Étrange : samedi, alors que le CSV présentait ses 60 candidat·e·s aux élections législatives lors d’un congrès organisé au Tramsschapp, à Limpertsberg, on commémorait le dixième anniversaire de la crise gouvernementale qui avait conduit à des élections anticipées en 2013. Le discours a rappelé qu’en 2012, Luc Frieden, alors ministre des Finances, avait été critiqué en raison de l’accord Cargolux-Qatar Airways et de sa politique d’austérité jugée trop stricte ; mais les accusations du procureur général Robert Biever, qui reprochait à Frieden d’avoir, en tant que ministre de la Justice, entravé l’enquête sur l’affaire Bommeleeër et exercé des pressions sur la justice, avaient pesé bien plus lourd. Le Tageblatt a ajouté que l’opposition au Parlement avait déposé deux motions de censure contre le gouvernement et contre Frieden, qui n’ont été rejetées que grâce au soutien du partenaire de coalition, le LSAP.

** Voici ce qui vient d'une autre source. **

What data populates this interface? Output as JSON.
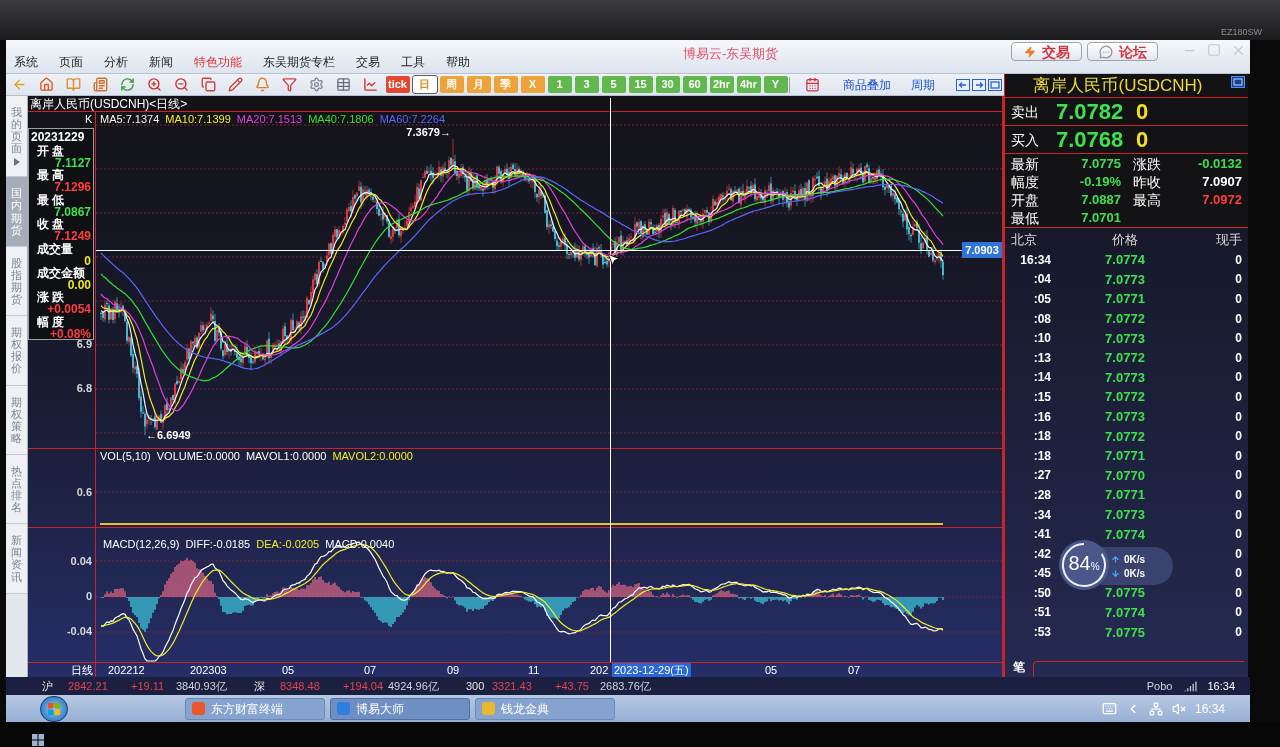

Aujourd’hui, Frieden ne veut plus en entendre parler. « Ch-ch-ch-ch-changes, turn and face the strange », résonne samedi matin dans les haut-parleurs lorsque le chef de file entre en scène pour présenter les dix priorités du CSV pour la campagne électorale. Les 372 délégués l’acclament comme une star. L’agence de communication allemande Guru, qui a à la fois conçu la campagne électorale du CSV et mis en scène le déroulement de la convention, avait sans doute une idée en tête lorsqu’elle a choisi, pour l’équivalent luxembourgeois de Friedrich Merz, précisément la chanson avec laquelle David Bowie – ambivalent quant à son identité de genre et à son orientation sexuelle – s’était lancé en 1971 à la recherche de « strange fascinations ». À l’époque, Luc Frieden avait huit ans et rêvait de devenir éboueur, comme il l’a révélé la semaine dernière dans le podcast YouTube « Gëlle Fro ». Des camarades de classe d’Esch-sur-Alzette affirment que le petit Luc voulait devenir notaire.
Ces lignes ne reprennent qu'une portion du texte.